Alright, so we've all seen the modded gauges on the older model rangers, but how about a 2005? With some willingness to expirament, and the drive to produce an awesome mod...here it is.
I started out by removing most of the dash panels on the driver side.
And here are all of the panels laid out in the bed.
This is the full gauge cluster after being removed.
There are two wiring harnesses on the back of the cluster. The grey harness is horizontal and the black is vertical. The black controls the gauge motors themselves.
One other thing to mention before continuing...if you move a needle..against its will..dont worry about it. Everything is electronically controled and you cant knock something out of place that wont reset when you plug the harnesses back in. Anyhow, on with the modding.
Next their are two pieces to remove, the clear plastic covering that goes over the entire cluster, and the black trim piece that surrounds the guages. Both have clips that go around the outside edges of the cluster, and are very easy to remove. Once you've finished removing the pieces you should have this...
One thing I'll let you know about before I continue is that you wont be able to remove the needles...they're pressed/glued on and without a hair dryer(or flame thrower) they wont come off. I didn't really pay any attention to this because you can do the mod without removing them.

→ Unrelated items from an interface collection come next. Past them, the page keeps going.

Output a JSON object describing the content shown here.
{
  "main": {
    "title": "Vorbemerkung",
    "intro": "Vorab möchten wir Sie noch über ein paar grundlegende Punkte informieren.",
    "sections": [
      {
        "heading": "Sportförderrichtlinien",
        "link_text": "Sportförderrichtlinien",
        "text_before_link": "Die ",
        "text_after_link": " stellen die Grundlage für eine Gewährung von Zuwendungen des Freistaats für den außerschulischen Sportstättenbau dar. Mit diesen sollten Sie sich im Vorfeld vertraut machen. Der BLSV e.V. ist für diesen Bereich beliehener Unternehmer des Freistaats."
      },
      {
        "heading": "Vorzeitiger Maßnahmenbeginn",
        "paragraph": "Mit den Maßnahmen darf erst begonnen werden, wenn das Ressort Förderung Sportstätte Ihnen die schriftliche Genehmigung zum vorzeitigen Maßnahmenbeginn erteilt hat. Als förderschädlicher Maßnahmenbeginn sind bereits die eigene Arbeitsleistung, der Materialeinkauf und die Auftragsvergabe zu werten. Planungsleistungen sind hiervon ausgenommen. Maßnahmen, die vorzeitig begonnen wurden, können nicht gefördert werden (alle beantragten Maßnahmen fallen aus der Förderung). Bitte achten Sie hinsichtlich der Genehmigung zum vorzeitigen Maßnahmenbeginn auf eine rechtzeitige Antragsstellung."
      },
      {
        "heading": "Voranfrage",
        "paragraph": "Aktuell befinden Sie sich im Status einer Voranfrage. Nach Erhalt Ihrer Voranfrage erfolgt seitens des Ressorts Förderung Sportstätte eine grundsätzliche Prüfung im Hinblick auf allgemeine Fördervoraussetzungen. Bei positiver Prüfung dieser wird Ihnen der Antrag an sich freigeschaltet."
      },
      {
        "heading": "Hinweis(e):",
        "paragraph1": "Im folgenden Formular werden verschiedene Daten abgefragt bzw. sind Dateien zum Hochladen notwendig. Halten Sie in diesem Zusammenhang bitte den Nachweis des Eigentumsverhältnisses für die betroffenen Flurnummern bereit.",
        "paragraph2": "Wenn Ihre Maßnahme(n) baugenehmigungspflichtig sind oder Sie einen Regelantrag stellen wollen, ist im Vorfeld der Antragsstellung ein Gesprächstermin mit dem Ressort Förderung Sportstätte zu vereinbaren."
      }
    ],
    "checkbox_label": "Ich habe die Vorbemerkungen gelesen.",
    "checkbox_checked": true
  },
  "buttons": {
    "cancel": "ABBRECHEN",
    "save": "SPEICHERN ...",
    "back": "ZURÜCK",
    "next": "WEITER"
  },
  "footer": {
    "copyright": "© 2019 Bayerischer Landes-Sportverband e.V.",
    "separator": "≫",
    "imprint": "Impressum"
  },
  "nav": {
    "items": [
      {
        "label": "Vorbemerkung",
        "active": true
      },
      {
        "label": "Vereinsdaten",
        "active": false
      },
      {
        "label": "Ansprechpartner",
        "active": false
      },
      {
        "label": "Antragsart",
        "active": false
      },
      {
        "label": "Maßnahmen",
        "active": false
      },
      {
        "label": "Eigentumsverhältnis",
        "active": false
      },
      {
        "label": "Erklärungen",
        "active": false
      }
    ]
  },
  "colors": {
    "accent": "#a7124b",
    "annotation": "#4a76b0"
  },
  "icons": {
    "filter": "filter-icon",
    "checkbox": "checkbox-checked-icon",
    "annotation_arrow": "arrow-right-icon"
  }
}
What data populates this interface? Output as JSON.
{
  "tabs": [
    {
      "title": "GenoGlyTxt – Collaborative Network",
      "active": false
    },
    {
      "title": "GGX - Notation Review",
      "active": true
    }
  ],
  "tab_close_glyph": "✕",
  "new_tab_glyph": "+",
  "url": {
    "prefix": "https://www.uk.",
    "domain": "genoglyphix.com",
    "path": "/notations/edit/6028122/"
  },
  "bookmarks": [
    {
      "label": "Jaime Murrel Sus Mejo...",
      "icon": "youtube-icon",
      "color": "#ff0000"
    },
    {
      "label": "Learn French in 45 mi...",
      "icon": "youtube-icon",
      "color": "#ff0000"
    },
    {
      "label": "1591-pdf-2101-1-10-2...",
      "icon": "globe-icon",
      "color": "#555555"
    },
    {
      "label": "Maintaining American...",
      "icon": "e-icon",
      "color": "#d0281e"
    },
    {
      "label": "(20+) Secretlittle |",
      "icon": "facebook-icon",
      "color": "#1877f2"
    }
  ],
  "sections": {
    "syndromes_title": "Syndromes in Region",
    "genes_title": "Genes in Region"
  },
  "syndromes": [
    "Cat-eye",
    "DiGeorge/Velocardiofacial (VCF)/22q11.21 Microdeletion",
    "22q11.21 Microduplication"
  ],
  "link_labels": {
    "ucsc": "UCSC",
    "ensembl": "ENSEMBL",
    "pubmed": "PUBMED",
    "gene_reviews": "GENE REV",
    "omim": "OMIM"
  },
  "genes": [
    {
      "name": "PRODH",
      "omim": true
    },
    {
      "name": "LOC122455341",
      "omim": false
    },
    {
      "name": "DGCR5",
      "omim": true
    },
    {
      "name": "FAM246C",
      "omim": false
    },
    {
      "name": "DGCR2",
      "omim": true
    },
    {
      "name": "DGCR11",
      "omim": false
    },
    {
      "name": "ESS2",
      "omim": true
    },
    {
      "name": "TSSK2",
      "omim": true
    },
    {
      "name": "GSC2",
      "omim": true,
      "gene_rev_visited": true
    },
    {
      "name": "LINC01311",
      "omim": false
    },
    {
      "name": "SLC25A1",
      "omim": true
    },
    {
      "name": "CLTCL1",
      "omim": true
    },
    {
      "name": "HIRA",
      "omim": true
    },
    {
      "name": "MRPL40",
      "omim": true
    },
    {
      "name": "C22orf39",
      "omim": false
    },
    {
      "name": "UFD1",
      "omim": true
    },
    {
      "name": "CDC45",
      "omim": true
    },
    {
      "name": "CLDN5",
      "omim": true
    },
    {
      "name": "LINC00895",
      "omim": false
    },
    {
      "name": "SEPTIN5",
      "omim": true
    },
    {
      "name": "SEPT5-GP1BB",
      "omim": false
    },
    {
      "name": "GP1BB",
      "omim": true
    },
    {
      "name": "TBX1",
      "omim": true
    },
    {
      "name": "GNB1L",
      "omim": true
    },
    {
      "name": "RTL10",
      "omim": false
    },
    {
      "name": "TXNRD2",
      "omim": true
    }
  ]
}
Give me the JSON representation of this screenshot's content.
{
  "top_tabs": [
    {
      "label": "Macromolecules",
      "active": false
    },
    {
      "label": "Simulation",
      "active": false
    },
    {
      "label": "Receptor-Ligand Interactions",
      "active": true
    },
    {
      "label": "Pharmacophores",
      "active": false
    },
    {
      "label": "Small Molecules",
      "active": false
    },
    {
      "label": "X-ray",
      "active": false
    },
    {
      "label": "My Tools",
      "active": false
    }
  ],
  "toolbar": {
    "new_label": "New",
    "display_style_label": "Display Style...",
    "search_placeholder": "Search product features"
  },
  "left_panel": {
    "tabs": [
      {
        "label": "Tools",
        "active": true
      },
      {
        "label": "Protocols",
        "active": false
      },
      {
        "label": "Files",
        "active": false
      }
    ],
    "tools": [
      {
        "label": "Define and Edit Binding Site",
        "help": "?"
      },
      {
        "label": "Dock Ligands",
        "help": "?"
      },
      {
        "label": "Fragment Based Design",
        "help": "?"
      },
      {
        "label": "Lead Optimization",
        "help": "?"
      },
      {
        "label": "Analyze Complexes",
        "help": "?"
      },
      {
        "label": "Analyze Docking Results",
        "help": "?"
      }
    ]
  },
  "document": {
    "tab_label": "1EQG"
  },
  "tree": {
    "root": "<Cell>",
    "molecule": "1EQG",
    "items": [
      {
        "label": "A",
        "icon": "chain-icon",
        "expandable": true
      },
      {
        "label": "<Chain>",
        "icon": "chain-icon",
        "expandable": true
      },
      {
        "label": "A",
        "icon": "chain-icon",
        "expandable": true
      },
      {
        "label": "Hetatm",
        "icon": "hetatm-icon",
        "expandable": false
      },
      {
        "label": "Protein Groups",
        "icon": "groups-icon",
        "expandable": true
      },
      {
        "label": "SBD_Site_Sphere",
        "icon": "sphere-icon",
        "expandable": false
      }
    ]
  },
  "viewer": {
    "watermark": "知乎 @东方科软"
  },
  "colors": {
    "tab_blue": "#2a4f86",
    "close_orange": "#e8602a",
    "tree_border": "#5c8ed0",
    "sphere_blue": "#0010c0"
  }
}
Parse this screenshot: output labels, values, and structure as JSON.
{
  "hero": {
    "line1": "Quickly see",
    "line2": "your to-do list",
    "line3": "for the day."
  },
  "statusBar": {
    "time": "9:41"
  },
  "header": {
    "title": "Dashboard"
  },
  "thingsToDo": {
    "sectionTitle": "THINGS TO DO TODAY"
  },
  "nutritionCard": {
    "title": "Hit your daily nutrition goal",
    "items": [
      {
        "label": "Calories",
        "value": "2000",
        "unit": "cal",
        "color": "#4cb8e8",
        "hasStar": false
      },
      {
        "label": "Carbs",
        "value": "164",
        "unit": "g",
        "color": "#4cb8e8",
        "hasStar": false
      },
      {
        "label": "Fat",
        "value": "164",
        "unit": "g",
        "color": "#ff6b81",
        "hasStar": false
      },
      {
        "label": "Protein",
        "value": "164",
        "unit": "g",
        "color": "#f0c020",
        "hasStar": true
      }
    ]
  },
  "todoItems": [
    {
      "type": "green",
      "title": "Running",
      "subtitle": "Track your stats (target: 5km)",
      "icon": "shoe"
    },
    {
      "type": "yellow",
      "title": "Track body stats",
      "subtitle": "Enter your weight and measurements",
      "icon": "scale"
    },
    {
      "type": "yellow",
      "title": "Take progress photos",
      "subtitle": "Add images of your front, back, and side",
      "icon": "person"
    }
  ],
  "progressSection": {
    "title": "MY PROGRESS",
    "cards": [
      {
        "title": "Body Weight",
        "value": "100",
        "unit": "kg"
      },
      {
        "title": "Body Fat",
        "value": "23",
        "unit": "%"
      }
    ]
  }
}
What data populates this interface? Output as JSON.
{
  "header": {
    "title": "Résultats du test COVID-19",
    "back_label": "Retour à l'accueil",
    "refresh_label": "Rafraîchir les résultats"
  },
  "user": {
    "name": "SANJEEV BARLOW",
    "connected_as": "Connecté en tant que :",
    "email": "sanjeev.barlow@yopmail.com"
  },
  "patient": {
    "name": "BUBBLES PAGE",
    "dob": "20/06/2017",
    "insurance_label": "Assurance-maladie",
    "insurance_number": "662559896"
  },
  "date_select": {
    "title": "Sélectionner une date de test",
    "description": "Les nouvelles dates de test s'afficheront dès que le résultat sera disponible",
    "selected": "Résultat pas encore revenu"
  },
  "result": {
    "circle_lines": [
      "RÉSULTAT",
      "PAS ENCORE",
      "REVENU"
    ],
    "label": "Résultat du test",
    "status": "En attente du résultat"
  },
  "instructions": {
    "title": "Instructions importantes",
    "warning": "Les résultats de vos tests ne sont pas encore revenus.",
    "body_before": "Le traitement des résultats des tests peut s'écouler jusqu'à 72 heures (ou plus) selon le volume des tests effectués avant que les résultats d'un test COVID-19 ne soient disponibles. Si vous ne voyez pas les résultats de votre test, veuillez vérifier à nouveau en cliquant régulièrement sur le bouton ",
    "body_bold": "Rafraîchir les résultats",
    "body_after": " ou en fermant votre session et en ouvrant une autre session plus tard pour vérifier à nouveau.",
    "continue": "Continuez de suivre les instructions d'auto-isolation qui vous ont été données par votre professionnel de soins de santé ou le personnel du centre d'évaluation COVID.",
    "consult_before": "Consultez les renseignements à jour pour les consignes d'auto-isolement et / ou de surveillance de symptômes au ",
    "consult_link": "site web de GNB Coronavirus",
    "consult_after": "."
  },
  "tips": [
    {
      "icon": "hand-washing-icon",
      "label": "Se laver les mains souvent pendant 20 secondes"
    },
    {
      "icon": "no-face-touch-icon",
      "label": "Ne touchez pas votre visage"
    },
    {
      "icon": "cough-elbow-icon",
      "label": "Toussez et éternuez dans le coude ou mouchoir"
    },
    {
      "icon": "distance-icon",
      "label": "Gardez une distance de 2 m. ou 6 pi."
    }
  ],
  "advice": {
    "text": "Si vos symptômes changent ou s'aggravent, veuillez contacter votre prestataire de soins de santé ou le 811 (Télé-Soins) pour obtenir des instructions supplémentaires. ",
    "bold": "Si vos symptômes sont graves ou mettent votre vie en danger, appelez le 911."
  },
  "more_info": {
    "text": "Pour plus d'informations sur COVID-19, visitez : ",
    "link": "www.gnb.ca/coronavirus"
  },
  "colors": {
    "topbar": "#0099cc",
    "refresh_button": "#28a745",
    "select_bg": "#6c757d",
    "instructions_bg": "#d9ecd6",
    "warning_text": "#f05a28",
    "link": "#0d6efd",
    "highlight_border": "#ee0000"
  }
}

Anyhow, there are 8 screws underneath the gauge faces that need to be removed. If you carefully lift the edges or rotate the tach/speedometer you'll see them. Once all of them have been removed, go ahead and pull up on the two plastic tabs. Now flip the whole thing over so your needles are facing down, like so...
Next step is to remove the transparent green material from the back of the gauge faces. I found sand paper to work the best out of everything I tried. I recomment a thicker grit as it is rougher and removes the material quicker and easier. Another nice thing is the groves it leaves in the plastic. Once you start painting the back it makes it much easier to control where the paint is going because it sticks in the groves.
For mine I used stained glass paint, same as the others. I did my notches blue and the numbers white..everything else is the same for now. Because you have to rotate the gauge faces, you'll only be able to do one section at a time until it dries...I found that about 4 hours was long enough for it to dry and not be tacky.
That's pretty much all there is to it. Once the paint is dry, reassemble everything and enjoy!